Quest’anno gli educatori e le educatrici senza frontiere non partiranno. Ci prenderemo il giusto tempo per rigenerarci ed essere pronti a preparare nuovamente lo zaino e portare avanti i nostri progetti in giro per il mondo.
Vogliamo però raccontare i nostri viaggi, partendo dalle foto più significative.
Buon viaggio insieme a noi.

Scritto da Silvia Grugnaletti

Huambo, novembre 2019

Mancava poco alla fine del nostro anno di servizio civile a Huambo. Un anno intero, 24 ore su 24, vissuto in comunità insieme ai ragazzi e ai bambini del Centro di Accoglienza. Gli spazi, certe volte, ci sembravano talmente enormi da avere la sensazione di esserci persi qualcuno. Altre volte, erano troppo stretti, soffocanti, tanto da sentirci costretti a convivere con degli estranei.

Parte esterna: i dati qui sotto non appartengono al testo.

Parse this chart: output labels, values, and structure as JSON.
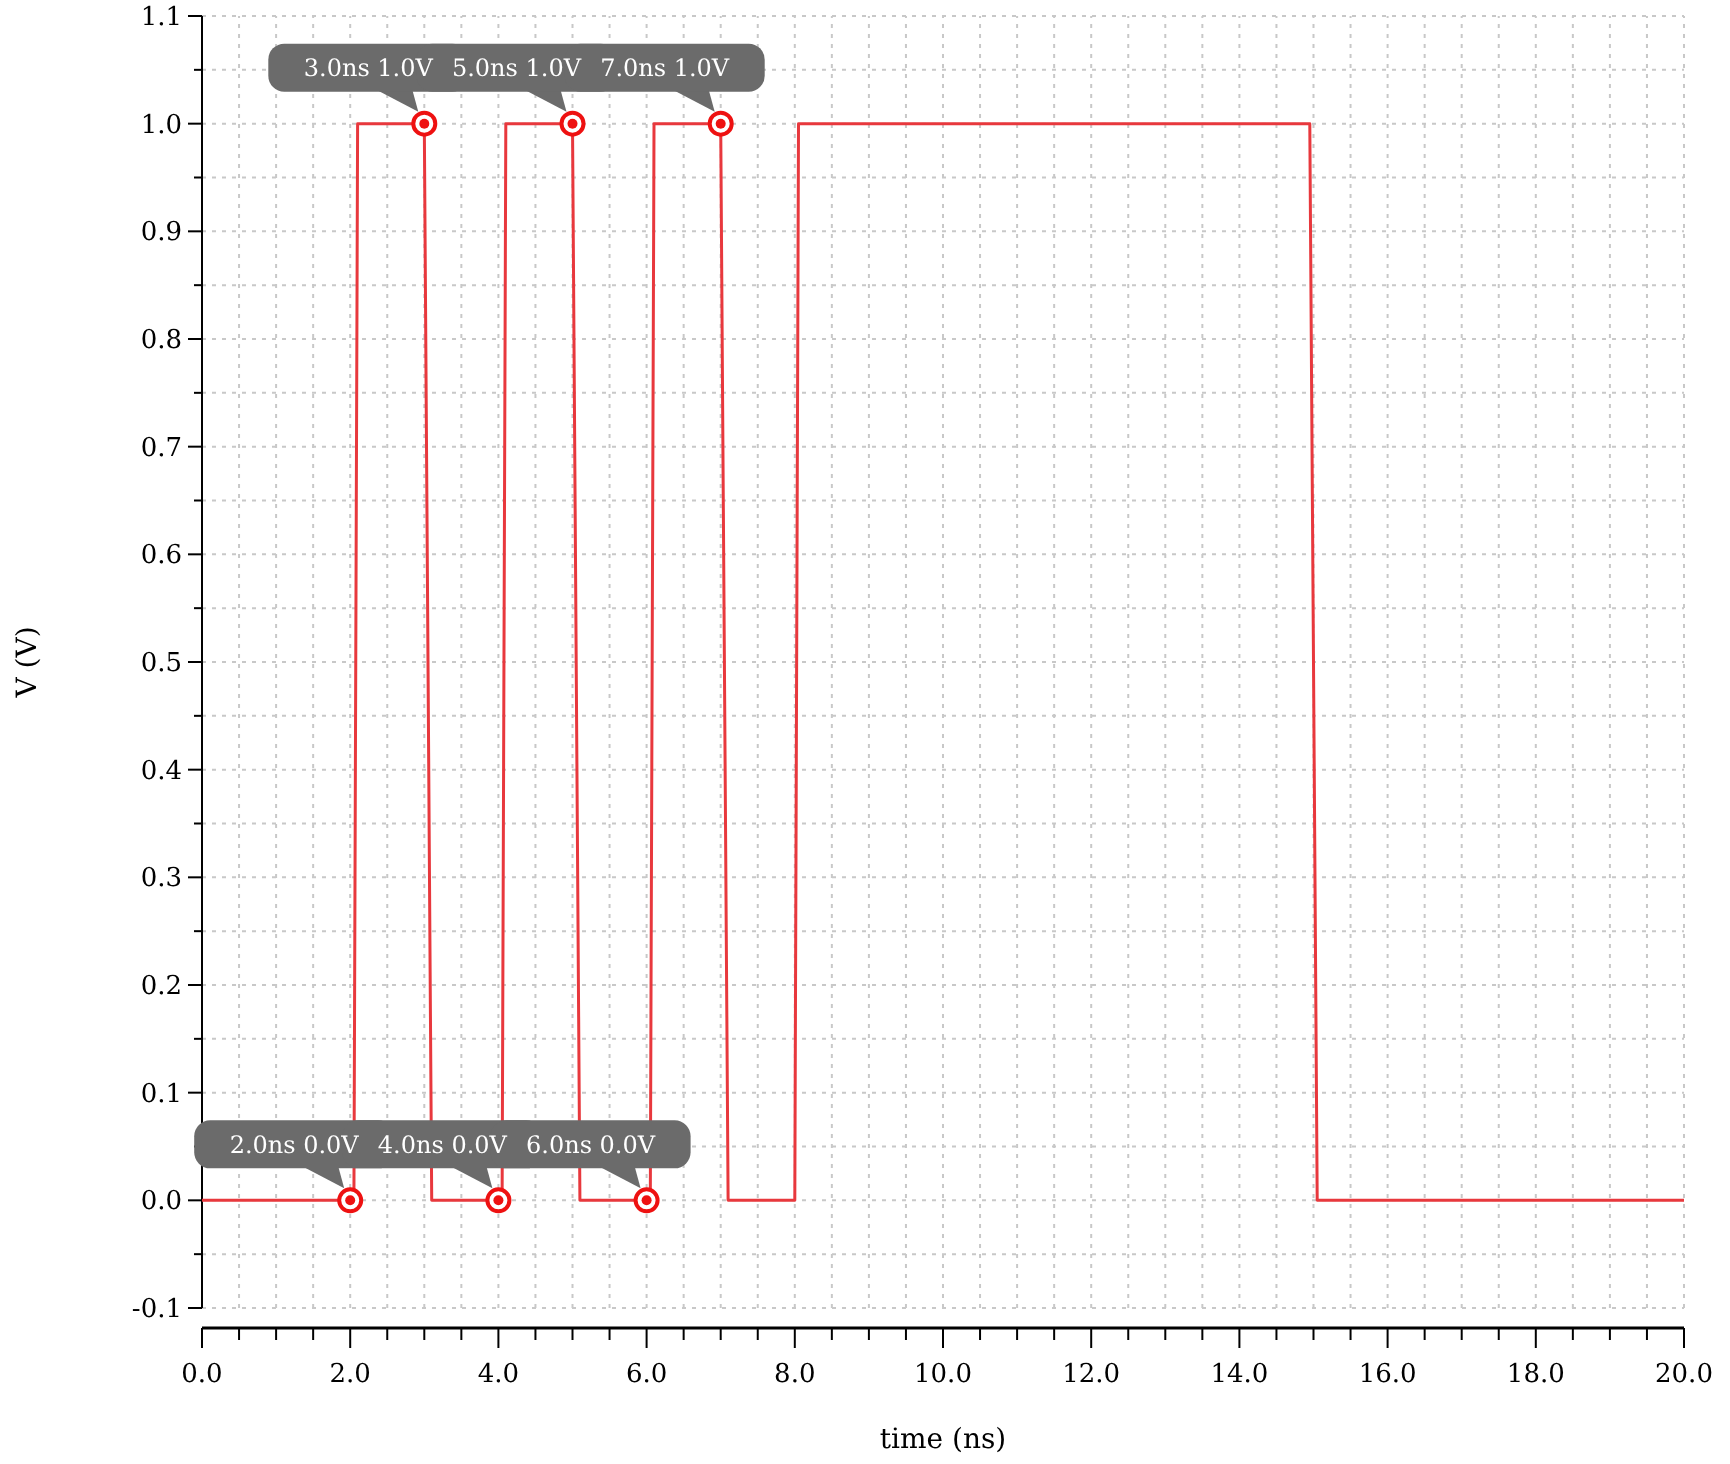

Ma la casa degli educatori era quasi un limbo, un posto sicuro. Né troppo grande né troppo piccola. L’abbiamo resa tale fin da subito, sia per noi tre educatori, sia per i ragazzi, con una passata di tinta sulle pareti, un po’ di colore, un tavolo più grande e comodo, una scritta sul muro, delle stoffe belle e pulite. Creare nuovi spazi e occuparne altri, abitarli.

La nostra casa è tra i ricordi più belli: ogni sera era abitata da diversi ragazzi solo per un po’, per un saluto, una chiacchiera, una partita con le carte, un po’ di crema per i brufoli, un dubbio su un esercizio di matematica, una serenata con la chitarra, una ricerca su internet. Anche se, a fine giornata, eravamo tutti molto stanchi, era il momento che preferivamo di più, perché starsi accanto prima di andare a dormire e poi dirsi “buonanotte a domani”, sentirsi a casa ed essere un rifugio sicuro per qualcuno, ci rendeva consapevoli che quel seme che tanto speravamo di aver piantato, giorno dopo giorno, per un anno intero, stava diventando forte e stava nascendo.

Eccoci qua, dentro la nostra casa, dove sta per iniziare l’ultimo momento di Parola insieme ai ragazzi più grandi della comunità. La Parola è quando ci sediamo e condividiamo ciò è dentro di noi: un pensiero, un’emozione, un ricordo, un bisogno, un desiderio. Ci sembrava il luogo più adatto, perché è stato tanto difficile arrivare a questa serata, seduti tutti davanti un the caldo in serenità, a casa. E’ sempre complicato iniziare questo momento insieme, con i soliti ritardi o chi non riesce proprio a condividere ciò che gli risuona dentro, allora preferisce nascondersi in camera.

Noi educatori abbiamo pazientato, aspettato e rispettato i tempi di ognuno, per arrivare a condividere una tavola dove saper ascoltare gli altri. Guardo i volti di questi adolescenti, alcuni di loro li ho conosciuti che erano solo dei ragazzini e adesso sono maggiorenni. Di anno in anno, ho visto i cambiamenti incredibili che hanno fatto e sapere che, nel mio piccolo, io possa averli aiutati in qualche modo, mi rende felice.

Adesso, leggo la loro preoccupazione nei messaggi che mi mandano: sono preoccupati per loro stessi e per il futuro. Le scuole in Angola sono chiuse dall’inizio della pandemia e le lezioni erano iniziate da poco più di un mese.

“Perderò un anno di scuola, come farò?”

“Voglio studiare. Fare i compiti a casa non è la stessa cosa”

“Voglio tornare a scuola, mi manca!”

Leggo questi messaggi con tenerezza, di questi ragazzi che già hanno perso molti anni di scuola, che sentono di non avere molte possibilità se non finiscono almeno la scuola di base. Ragazzi che, la maggior parte delle volte, bisognava rincorrerli per farli studiare, per fare i compiti insieme e per mandarli a scuola! Allora, subito dopo, mi scappa un sorriso e spero che questa voglia di studiare resterà anche quando sarà tutto finito, quando si potrà tornare a viaggiare, ad abitare altre case e abbracciare chi, anche nella lontananza, sa tenersi per mano e ricordarsi di dire grazie per esserci sempre.